Heat a pan with oil and fry the shrimp in it. Then add the egg mixture and mix everything well. Season with salt and pepper.
Breakfast spaghetti
Ingredients for 2 servings:
salt and pepper
4-6 eggs
1 pinch of nutmeg
150 g cooked spaghetti
30 g butter
30 g grated parmesan cheese
Preparation:
Beat the eggs and mix with salt, pepper, parmesan and nutmeg.
Fold in the spaghetti.
Melt half of the butter in a pan and add the batter.
Fry the omelette and add the remaining butter on top.
Turn the omelette and fry the other side.
Serve the finished spaghetti omelette.
Fried cheese toast
Ingredients for 4 servings:
200 ml of milk
2 eggs
4 slices of ham
1 pinch of paprika powder
4 slices of Emmentaler
1 pinch of chili pepper
Oil / 8 slices of toast
Preparation:
Cover 4 slices of toast with ham and cheese and cover with the other slices of toast.
Mix the eggs, paprika, milk, nutmeg and chili together.
Heat oil in a pan.
Turn the sandwiches in the egg mixture and fry on both sides in the pan.
As soon as the cheese has melted, serve the toast.
Crab donuts
Ingredients for 4 servings:
parsley
250 g small crabs in the shell
oil
250 g flour
salt
1 tbsp butter
4 eggs
Preparation:
Bring the salted water to the boil and briefly cook the crabs.
Pass the cooking water through a hair sieve and bring to the boil in a saucepan.
Stir in butter and flour and let simmer.
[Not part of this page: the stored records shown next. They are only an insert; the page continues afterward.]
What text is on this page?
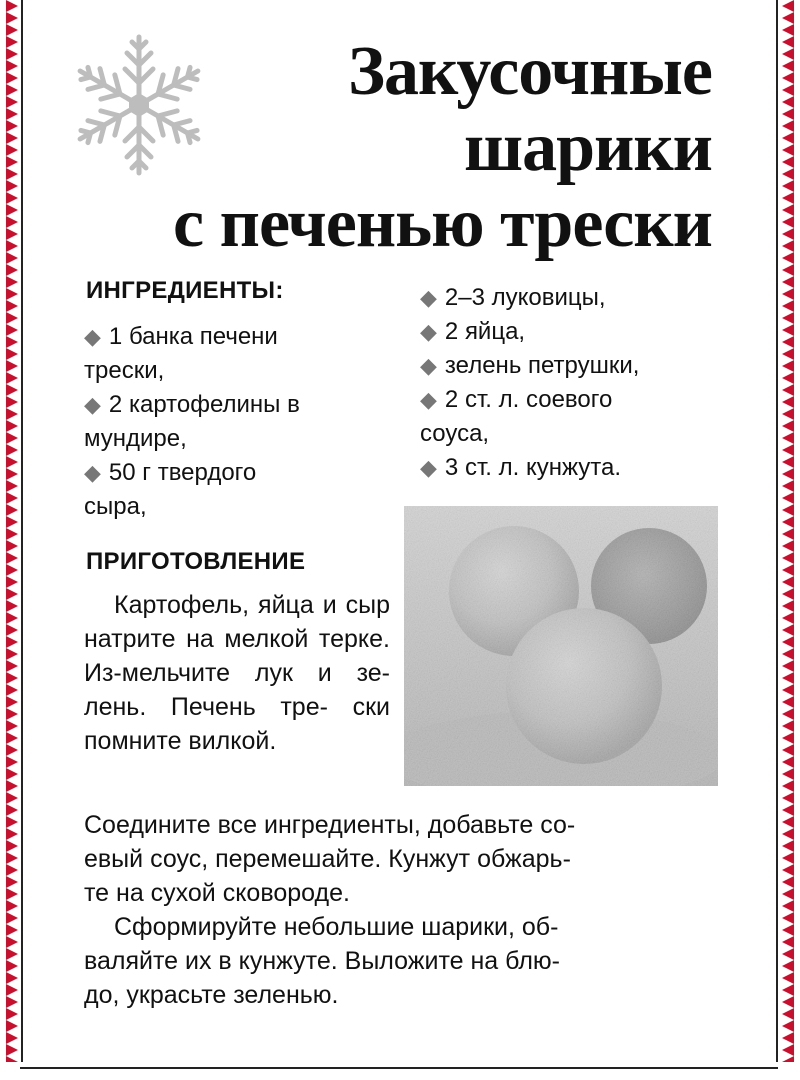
Закусочные
шарики
с печенью трески
ИНГРЕДИЕНТЫ:
◆ 1 банка печени
трески,
◆ 2 картофелины в
мундире,
◆ 50 г твердого
сыра,
◆ 2–3 луковицы,
◆ 2 яйца,
◆ зелень петрушки,
◆ 2 ст. л. соевого
соуса,
◆ 3 ст. л. кунжута.
ПРИГОТОВЛЕНИЕ
Картофель, яйца и сыр натрите на мелкой терке. Из-мельчите лук и зе- лень. Печень тре- ски помните вилкой.

Соедините все ингредиенты, добавьте со-
евый соус, перемешайте. Кунжут обжарь-
те на сухой сковороде.

Сформируйте небольшие шарики, об-
валяйте их в кунжуте. Выложите на блю-
до, украсьте зеленью.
Then remove from the stove and stir until it cools down.
Gradually mix in the eggs and add the crabs. Let the dough rest for 15 minutes.
Heat oil in a pan. Bake small donuts from the batter in it.
Sprinkle with parsley before serving.
Fig yogurt
Ingredients for 2 servings:
Cassius syrup
500 g Greek yogurt
2 tbsp pine nuts
150 g honeycomb honey
4 fresh figs
Preparation:
Peel the figs and cut into small pieces.